Reviewer Todd Green, a creative writing teacher at First Baptist Church School
Sunday, May 25, 2008


WHITE HOUSE GHOSTS: Presidents and Their Speechwriters. By Robert Schlesinger. Simon & Schuster. 494 pages. $30.

"White House Ghosts" brings to life the people behind some of the most poignant words spoken by presidents in the past 70 years. Journalist Robert Schlesinger gives a chronological account of the writer/president dynamic from Franklin Roosevelt to George W. Bush.

The presidential speechwriter, known as a ghostwriter, tries to write in a way that would express the president's own philosophy, allowing him to claim ownership, if not authorship, of the speech.

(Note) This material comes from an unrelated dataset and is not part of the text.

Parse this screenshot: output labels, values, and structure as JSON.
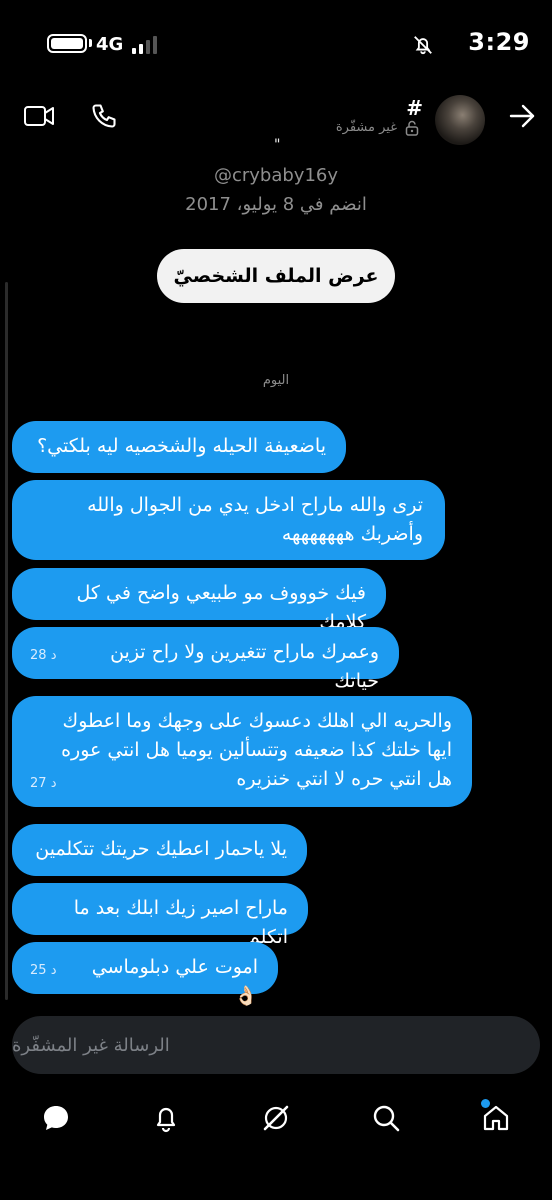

The difference in the speeches and phrases that have become part of presidential lore, having a profound effect on policy, and the speeches that quickly became forgotten footnotes, often depended on the speechwriter's success in finding the president's true voice.

The book is filled with intimate details about some famous policies, doctrines and presidential addresses.

One example came after the Challenger space shuttle tragedy on Jan. 26, 1985. Ronald Reagan speechwriter Peggy Noonan had inserted a quotation from a John Gillespie Magee poem, "High Flight," saying the astronauts had "Slipped the surly bonds of Earth to touch the face of God." After sending the speech to staffers for approval and editing, the speech came back to Noonan with someone having changed the quote to "reach out and touch someone — touch the face of God," a reference to the former AT&T commercial. One can only wonder how Reagan would have sounded had Noonan not fought to keep her line.